Diehl also commented on the need for parity in provider rates. “To address the mental health workforce shortage, policies should be put in place that enable providers to make a livable wage,” she said.
“We can do far better by assertively enforcing federal parity law,” said Diehl. She said the following is what is needed:
Federal and state regulators should require periodic reports from insurers to demonstrate parity compliance, and should follow up assertively when discrepancies emerge. Regulators should monitor health plans to ensure parity in provider rates and application of administrative procedures. Early identification and intervention should be strengthened by requiring mental health screening and assessment as a benefit in all public and private insurance plans. Consumers should be educated on their rights under parity law, complaint procedures and the assistance available to file complaints.
“The listening session was laudable,”Diehl told MHW in an interview following the session. “There is a lot of confusion regarding the federal parity law. Enforcement shouldn’t rest on consumer complaints the way it does now.”

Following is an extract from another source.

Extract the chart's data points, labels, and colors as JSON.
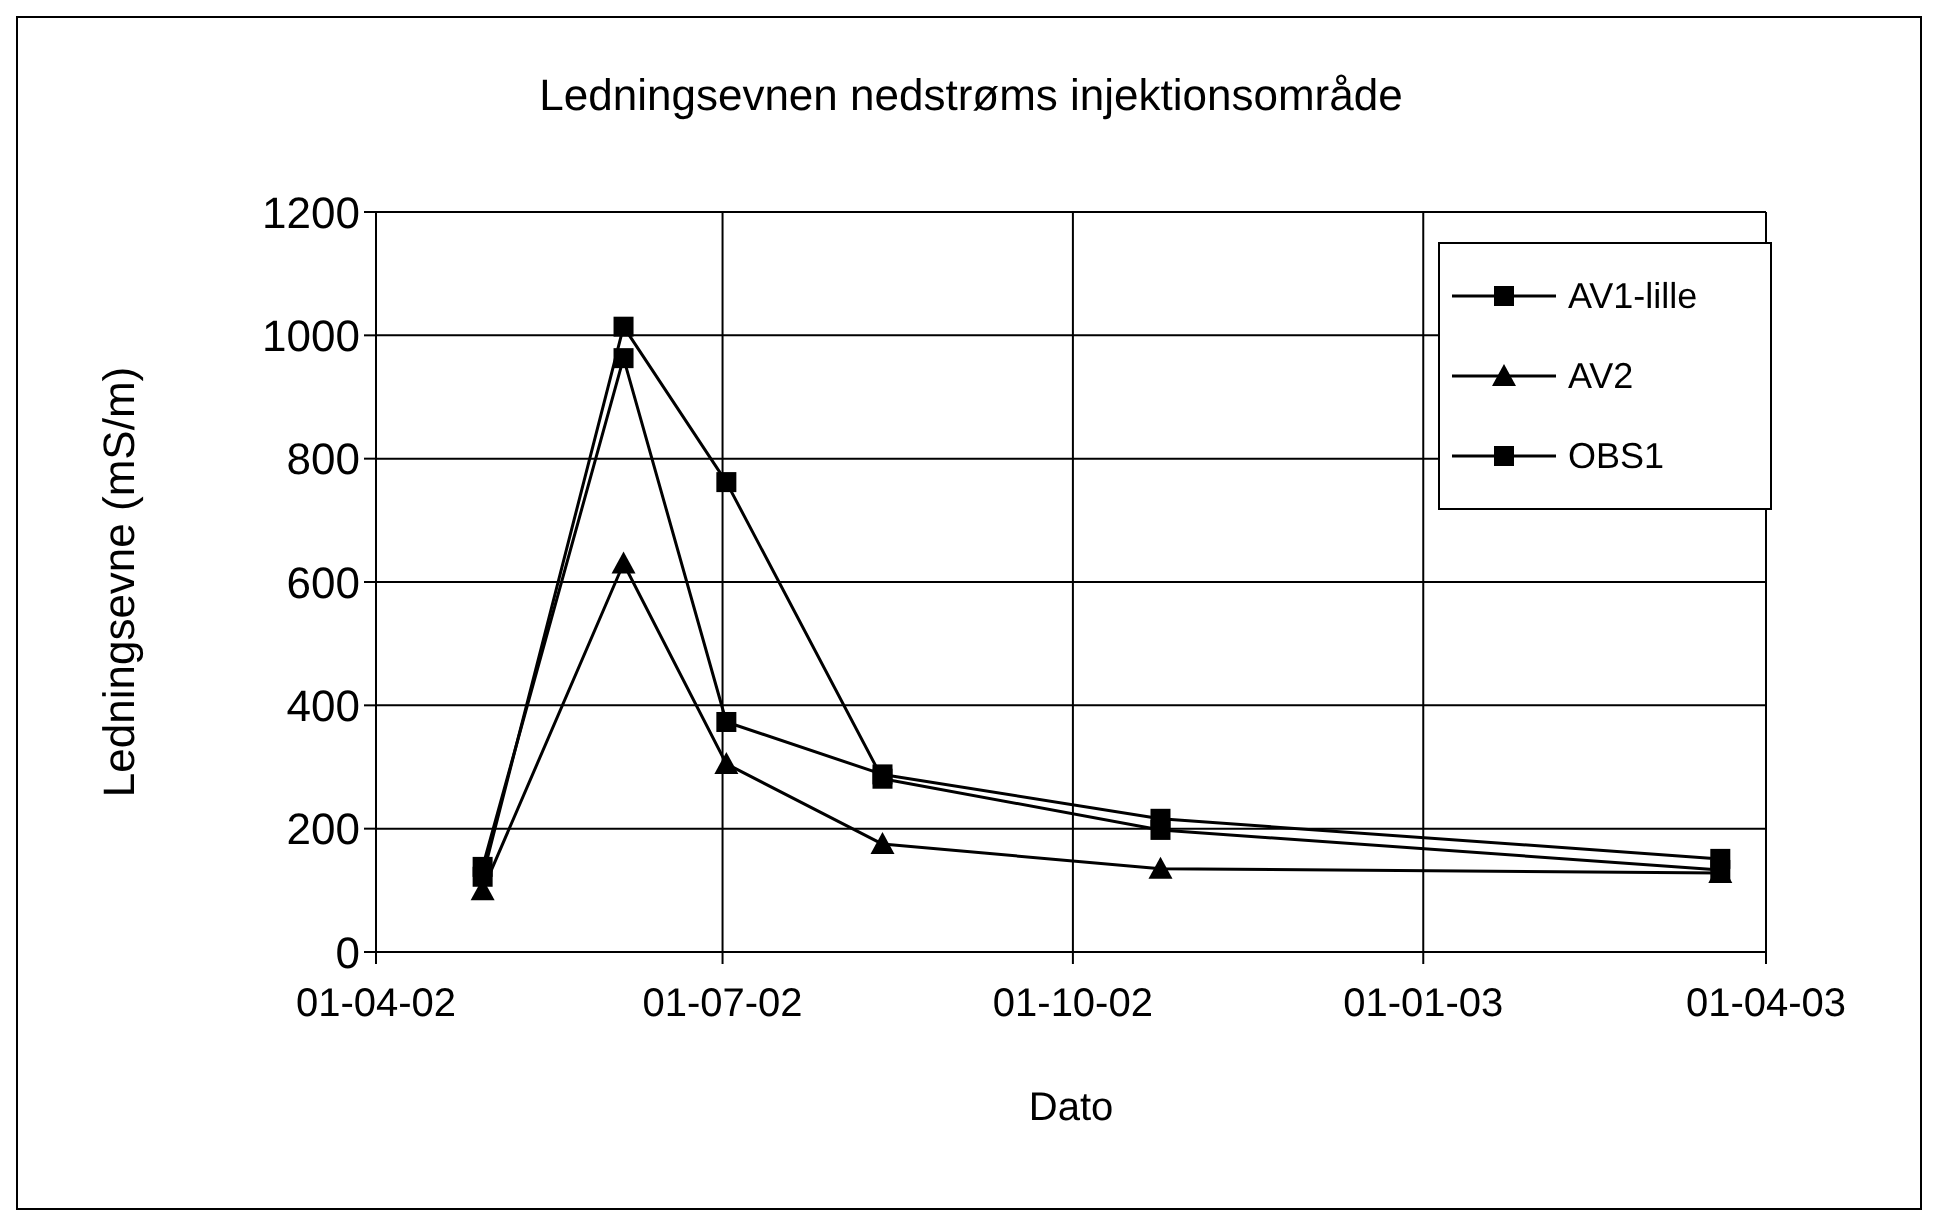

Diehl noted that there should be regular reporting requirements from health plans to regulators. Regulators should follow up when there are discrepancies and submit evidence on that, she said.
Diehl added, “ We need an education process to understand NQTLs and the MHPAEA and how to enforce it.” Consumers say they need transparency, said Diehl. “They need to see what their parity rights are and how to file complaints if their parity rights are in question or have not been honored,” she said. “Consumers should be able to see which plans have had some trouble with parity.” They should be informed when they’re purchasing a plan that the plan is in compliance with parity, she said.
“I believe, although it wasn’t said explicitly, that HHS will consider the testimony as they attempt to forge strategies to enforce MHPAEA and other federal parity law,” said Diehl.